LMI : Quel a été votre souvenir informatique le plus marquant ? 

Pierre-José Billotte : J'ai vécu sur ces 30 dernières années deux gros cycles de transformation dans mon parcours qui ont été en même temps des transformations de l'industrie française de manière générale. La première a été l'informatisation des télécommunications. A l'époque dans les années 90 il y avait un seul réseau et un terminal unique agréé PTT et commercialisé par France Telecom, avant de voir arriver des cartes VoIP s'intégrant sur ce même réseau unique. Ensuite on a vu apparaître les premiers serveurs vocaux permettant depuis un ordinateur intégrant des cartes VoIP de recevoir un appel télécom. L'arrivée de ces cartes a permis de faire exploser la notion de terminal unique imposé par France Télécom mais aussi toute la réglementation. 
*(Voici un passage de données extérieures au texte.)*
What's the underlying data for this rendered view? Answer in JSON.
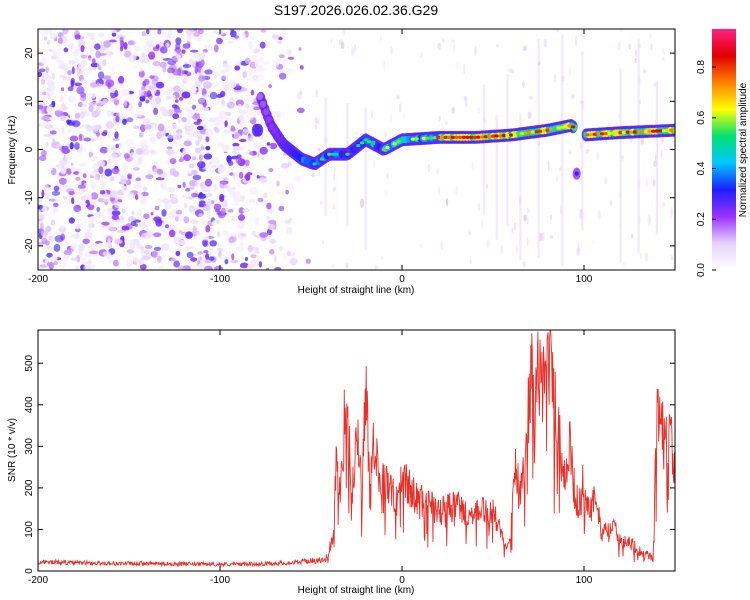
{
  "page_title": "S197.2026.026.02.36.G29",
  "chart_data": [
    {
      "type": "heatmap",
      "title": "S197.2026.026.02.36.G29",
      "xlabel": "Height of straight line (km)",
      "ylabel": "Frequency (Hz)",
      "xlim": [
        -200,
        150
      ],
      "ylim": [
        -25,
        25
      ],
      "xticks": [
        -200,
        -100,
        0,
        100
      ],
      "xtick_labels": [
        "-200",
        "-100",
        "0",
        "100"
      ],
      "yticks": [
        20,
        10,
        0,
        -10,
        -20
      ],
      "ytick_labels": [
        "20",
        "10",
        "0",
        "-10",
        "-20"
      ],
      "colorbar": {
        "label": "Normalized spectral amplitude",
        "range": [
          0,
          0.95
        ],
        "ticks": [
          0,
          0.2,
          0.4,
          0.6,
          0.8
        ],
        "tick_labels": [
          "0.0",
          "0.2",
          "0.4",
          "0.6",
          "0.8"
        ],
        "colormap": [
          "#ffffff",
          "#e6d2ff",
          "#9b30ff",
          "#1e1eff",
          "#00c8ff",
          "#00e070",
          "#ffff00",
          "#ff8000",
          "#e00000",
          "#ff2080"
        ]
      },
      "ridge": {
        "description_points": [
          {
            "x": -78,
            "y": 11
          },
          {
            "x": -72,
            "y": 5
          },
          {
            "x": -65,
            "y": 1
          },
          {
            "x": -55,
            "y": -2
          },
          {
            "x": -48,
            "y": -3
          },
          {
            "x": -40,
            "y": -1
          },
          {
            "x": -30,
            "y": -1
          },
          {
            "x": -20,
            "y": 2
          },
          {
            "x": -10,
            "y": 0
          },
          {
            "x": 0,
            "y": 2
          },
          {
            "x": 20,
            "y": 2.5
          },
          {
            "x": 40,
            "y": 2.5
          },
          {
            "x": 60,
            "y": 3
          },
          {
            "x": 80,
            "y": 4
          },
          {
            "x": 93,
            "y": 5
          },
          {
            "x": 100,
            "y": 3
          },
          {
            "x": 120,
            "y": 3.5
          },
          {
            "x": 150,
            "y": 4
          }
        ],
        "peak_amplitude": 0.95
      },
      "noise_region": {
        "x_from": -200,
        "x_to": -50
      }
    },
    {
      "type": "line",
      "xlabel": "Height of straight line (km)",
      "ylabel": "SNR (10 * v/v)",
      "xlim": [
        -200,
        150
      ],
      "ylim": [
        0,
        580
      ],
      "xticks": [
        -200,
        -100,
        0,
        100
      ],
      "xtick_labels": [
        "-200",
        "-100",
        "0",
        "100"
      ],
      "yticks": [
        0,
        100,
        200,
        300,
        400,
        500
      ],
      "ytick_labels": [
        "0",
        "100",
        "200",
        "300",
        "400",
        "500"
      ],
      "color": "#e8302a",
      "series": [
        {
          "x": [
            -200,
            -180,
            -160,
            -140,
            -120,
            -100,
            -80,
            -60,
            -50,
            -42,
            -38,
            -36,
            -34,
            -30,
            -28,
            -25,
            -22,
            -20,
            -18,
            -15,
            -12,
            -10,
            -8,
            -5,
            -2,
            0,
            5,
            10,
            15,
            20,
            25,
            30,
            35,
            40,
            45,
            50,
            55,
            58,
            60,
            62,
            65,
            68,
            70,
            72,
            75,
            78,
            80,
            82,
            85,
            88,
            90,
            92,
            95,
            98,
            100,
            103,
            106,
            110,
            115,
            120,
            125,
            130,
            135,
            138,
            140,
            142,
            145,
            148,
            150
          ],
          "values": [
            22,
            20,
            18,
            18,
            17,
            16,
            17,
            20,
            25,
            25,
            80,
            280,
            180,
            480,
            140,
            360,
            180,
            450,
            240,
            330,
            200,
            240,
            210,
            180,
            160,
            230,
            190,
            170,
            160,
            140,
            150,
            160,
            140,
            130,
            150,
            140,
            90,
            60,
            110,
            250,
            190,
            300,
            420,
            480,
            470,
            460,
            540,
            500,
            380,
            260,
            220,
            310,
            180,
            160,
            230,
            140,
            170,
            90,
            110,
            80,
            70,
            50,
            40,
            30,
            380,
            410,
            300,
            330,
            250
          ]
        }
      ]
    }
  ]
}
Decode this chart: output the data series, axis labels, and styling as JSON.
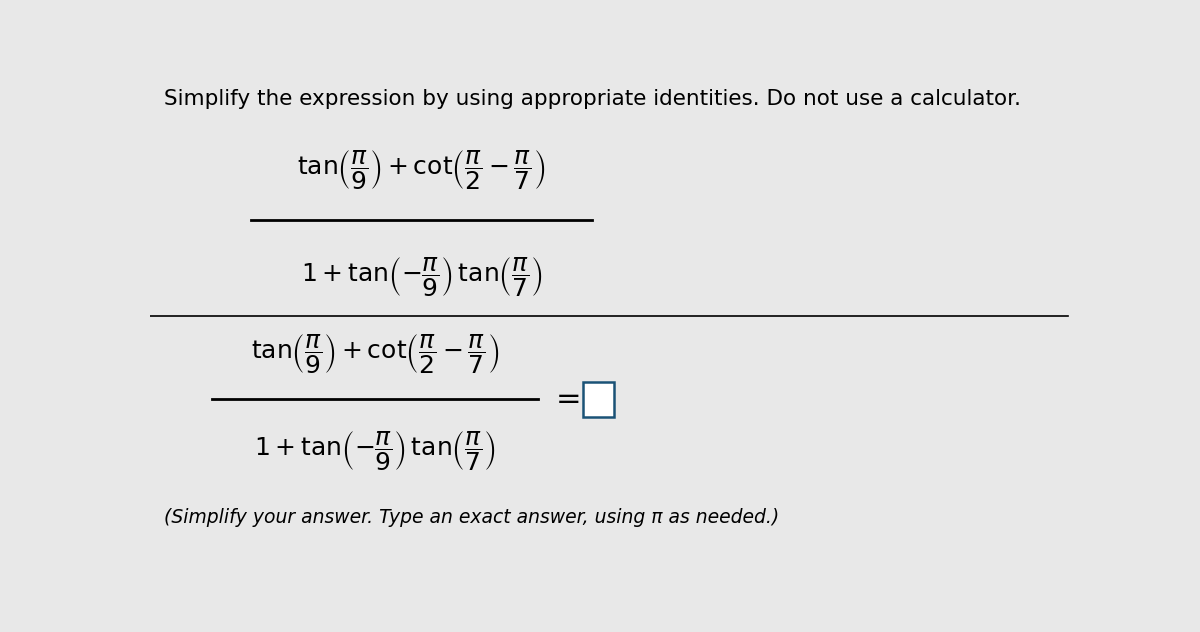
{
  "title": "Simplify the expression by using appropriate identities. Do not use a calculator.",
  "title_fontsize": 15.5,
  "background_color": "#e8e8e8",
  "text_color": "#000000",
  "fraction_line_color": "#000000",
  "separator_line_color": "#000000",
  "bottom_note": "(Simplify your answer. Type an exact answer, using π as needed.)",
  "answer_box_color": "#ffffff",
  "answer_box_edge": "#1a5276",
  "num_str_top": "$\\mathrm{tan}\\left(\\dfrac{\\pi}{9}\\right) + \\mathrm{cot}\\left(\\dfrac{\\pi}{2}-\\dfrac{\\pi}{7}\\right)$",
  "den_str_top": "$1 + \\mathrm{tan}\\left(-\\dfrac{\\pi}{9}\\right)\\,\\mathrm{tan}\\left(\\dfrac{\\pi}{7}\\right)$",
  "num_str_bot": "$\\mathrm{tan}\\left(\\dfrac{\\pi}{9}\\right) + \\mathrm{cot}\\left(\\dfrac{\\pi}{2}-\\dfrac{\\pi}{7}\\right)$",
  "den_str_bot": "$1 + \\mathrm{tan}\\left(-\\dfrac{\\pi}{9}\\right)\\,\\mathrm{tan}\\left(\\dfrac{\\pi}{7}\\right)$",
  "expr_fontsize": 18,
  "note_fontsize": 13.5
}
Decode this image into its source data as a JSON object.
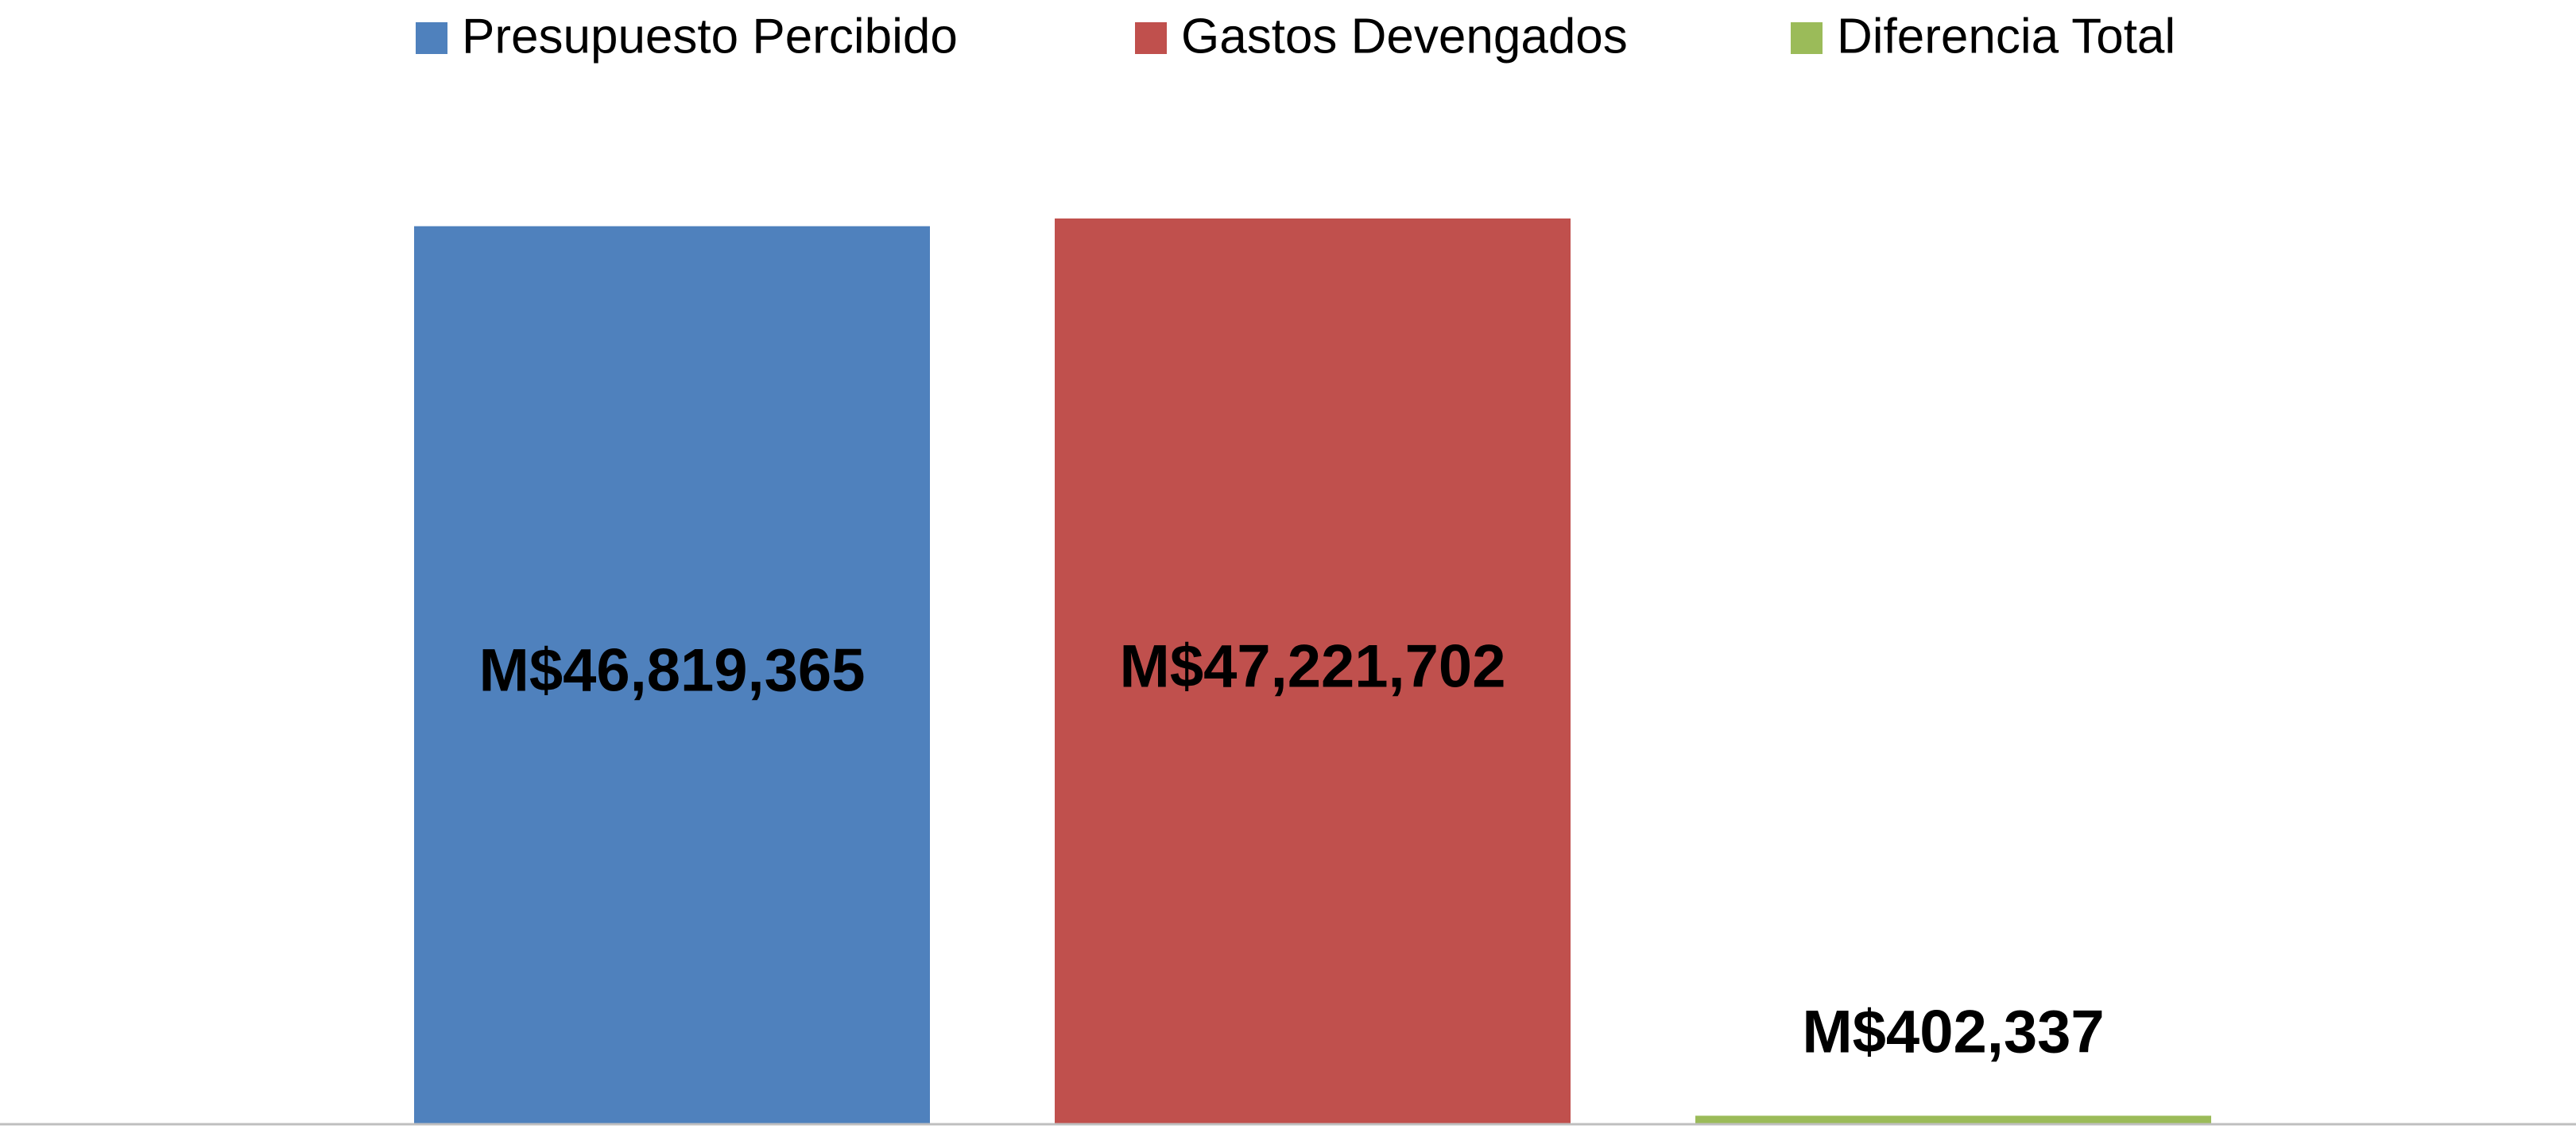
{
  "chart_data": {
    "type": "bar",
    "series": [
      {
        "name": "Presupuesto Percibido",
        "color": "#4f81bd",
        "values": [
          46819365
        ],
        "value_labels": [
          "M$46,819,365"
        ]
      },
      {
        "name": "Gastos Devengados",
        "color": "#c0504d",
        "values": [
          47221702
        ],
        "value_labels": [
          "M$47,221,702"
        ]
      },
      {
        "name": "Diferencia Total",
        "color": "#9bbb59",
        "values": [
          402337
        ],
        "value_labels": [
          "M$402,337"
        ]
      }
    ],
    "legend": "top"
  }
}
Le big bang des télécoms s'est fait en deux temps. Sur les équipements et terminaux télécoms qui ont explosé sous l'influence de l'IT et ensuite dans les services avec une concurrence qui ne se limitait plus seulement aux terminaux. C'est là que l'on a vu arriver des opérateurs de tous les coins du monde investir en France pour investir le marché des télécoms. Avec ces afflux de capitaux, on est passé de 1 à 120 opérateurs de télécoms avec Telecom Italia, Telefonica, Deutsche Telekom, NCI, NTT... Cela a été une phase d'extension énorme avant une phase de contraction violente à moins d'une dizaine d'opérateurs liée à une concurrence terrible sur les prix. A cette époque il y eût un nombre considérable de dépôts de bilans et la bulle financière dans les télécoms a éclaté. 95% des opérateurs sont repartis et France Telecom est resté l'opérateur historique. 

Et s'agissant du cloud, cela a aussi été une révolution ?

Le cloud est bien sûr la seconde transformation majeure de ces 10 dernières années avec un big bang dans les services, les apps mais aussi sur les usages mêmes de l'informatique. Il est passé de la sphère professionnelles au grand public. Aujourd'hui, le cloud est derrière la gestion des taxis, la musique en ligne, la recherche de financement... C'est en train de révolutionner l'entièreté de la société. Mais on ne voit aujourd'hui que la partie émergée de l'iceberg. Le cloud est partout, dans l'intelligence artificielle, les réseaux sociaux, le big data, l'IoT... c'est d'ailleurs pour cela que nous lui consacrons chaque année une semaine entière au travers de l'événement Cloudweek Paris.

Quel regard portez-vous sur l'évolution de la presse informatique ?

Le regard que je porte sur cette évolution vient d'Internet qui a bouleversé et qui bouleverse comme le cloud, les usages. La presse papier a disparu mais ne me manque pas. Je pense que c'est mieux. D'un côté j'ai bien vu qu'Interner a bouleversé les modèles de la presse papier traditionnelles, j'ai senti un flottement et des titres ont disparu. Mais aujourd'hui j'ai plutôt tendance à considérer que les médias d'information sont plus intéressants. Cela permet d'aller plus vite, de remonter plus facilement de l'information et de façon plus efficace. Je met des articles sur mon portable et les lis quand j'ai le temps. Je dirai que c'est une consommation différente. A l'époque je prenais le temps de regarder un article une fois dans un magazine mais aujourd'hui je le fais en plusieurs fois. Je ne consomme pas plus d'articles, mais la façon dont je les consomme est différente, plus segmentée. Je me connecte de mon mobile ou au bureau, peu importe le moyen je ne vois pas de différence.